In using some of the tools he acquired growing up in a military family, coach Mike Brown has Sacramento on track.

Frank Isola and Brian Scalabrine delve into how Mike Brown's leadership has helped Sacramento win again.

Like the bright purple beam that darts out of Golden 1 Center after a win this season, the Sacramento Kings are trying to make a statement as well.

Sacramento is 9-6 and No. 5 in the Western Conference entering Tuesday’s games. That start has the Kings hoping they can halt their 16-year playoff drought, the league’s longest current active playoff dry spell. To put that in perspective, the last time the Kings made the playoffs (in May of 2006), rookie Keegan Murray was a 5-year-old and All-Star forward Domantas Sabonis was 10 … and his father, Hall of Famer Arvydas Sabonis, was three years removed from his last NBA season.
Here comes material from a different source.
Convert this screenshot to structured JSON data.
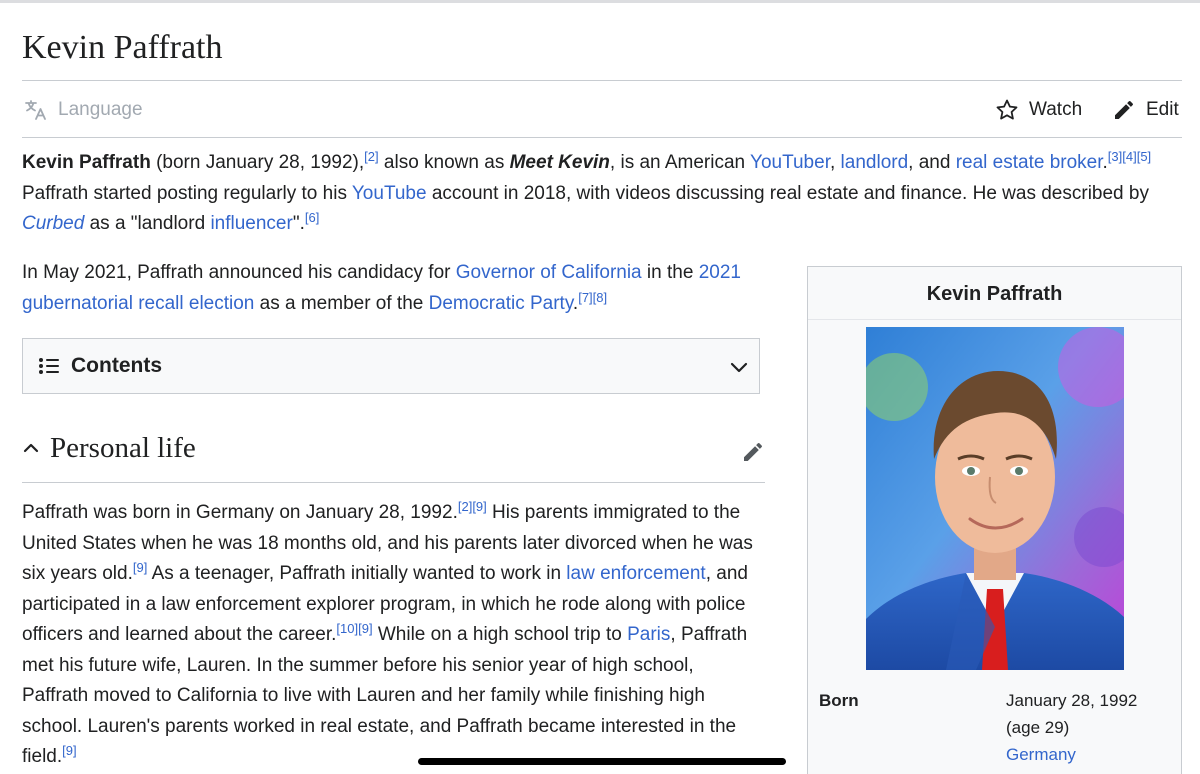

The talk surrounding the Kings’ success goes hand in hand with the culture coach Mike Brown is working to build. He left an assistant coaching position with the Golden State Warriors to start a new journey 87 miles northwest as Sacramento’s 21st coach. That newfound culture is perhaps the biggest catalyst to their underdog story.

With De’Aaron Fox leading the way as the Kings’ top scorer (25.4 points per game) and playmaker (6.4 assists per game), the Kings are growing in confidence.

”We’re all bought in,” Murray said after a win vs. the Golden State Warriors last week. ”We know we can compete with any team in the league.”

From beating the 2021-22 Eastern Conference finalist Miami Heat in October to the win against Golden State, others around the league are taking notice, too. “I think [Brown] is getting a lot out of that team,” Brooklyn Nets forward Kevin Durant said recently

But how did Brown learn the values that are so ingrained to the success of his team?  

“I attribute a lot of my success to my upbringing,” Brown said in a June interview with the team’s web site. “The values that [my parents] taught me helped me become the person who I am today.”

Brown, whose global upbringing brought him to countries like Japan and Germany, lived on military bases in Ramstein and Würzburg, Germany (among other places) during his formative years. Those stops molded the lifestyle and values that he passed on to his family. 

The Brown family lived on base surrounded by four-story apartment buildings, occupied by other military families where his father served more than 25 years in the Air Force. Despite the diversity between individual families, there was an overarching sense of unity.

Everybody that lived in those buildings, their parents — their mom or their dad or both — were in the service,” Brown said in a phone interview Friday. “And because everybody was in the service, there was a commonality amongst the different families that were there.”

Between the stairwells of the complex, Brown learned that the family was bigger than the four walls of his individual unit.

“Everyone looked out for one another … and so you took care of one another,” Brown said. “So having that sense of community, togetherness, accountability — not just from your family but from other families — was really, really, really huge.”

However, the individual relationships in the family — especially between Brown and his father — instilled numerous core values similar to King’s success: ownership, trust, and hard work.

“My dad was enlisted — he wasn’t an officer and so he had a few people above him — but the neat part about it is I never interacted a ton with his boss,” Brown said.

“A lot of times he did his own thing and it wasn’t like there was some drill sergeant above his head, yelling every five minutes for him to do this [or] do that. It was like he had an assignment to do and he went and he did it.”  

Kings coach Mike Brown says he learned a strong work ethic and more from his military upbringing.

Despite his father’s busy schedule, he always found time to encourage his son and his passions.

“I [feel] like I have a pretty good work ethic. I got that — I feel like — from my dad,” Brown said. “My dad would leave before I woke up, he’d leave to go to work and then he’d be home sometimes after five or six and so he put in almost [a] 10-hour day if not more.”

But his day didn’t end there.

“He knew that I liked the game and I wanted to be as good as I can, [so] after dinner he would take me to the gym and he’d rebound for me — time after time after time after time without complaining,” Brown said. “That type of work ethic, in my opinion, translated to me and what I’m trying to accomplish not only with my family but also in my professional life.”  

That dedication has translated to some early-season success for the Kings, who host the Memphis Grizzlies tonight (8 ET, NBA League Pass) and hope to extend their win streak to seven games.

“Every organization out there — in my opinion — has a soul. The stronger that soul is, the better that organization will be.” Brown said in his introductory news conference.

In Sacramento, Brown is working to rediscover the soul of the Kings for years to come.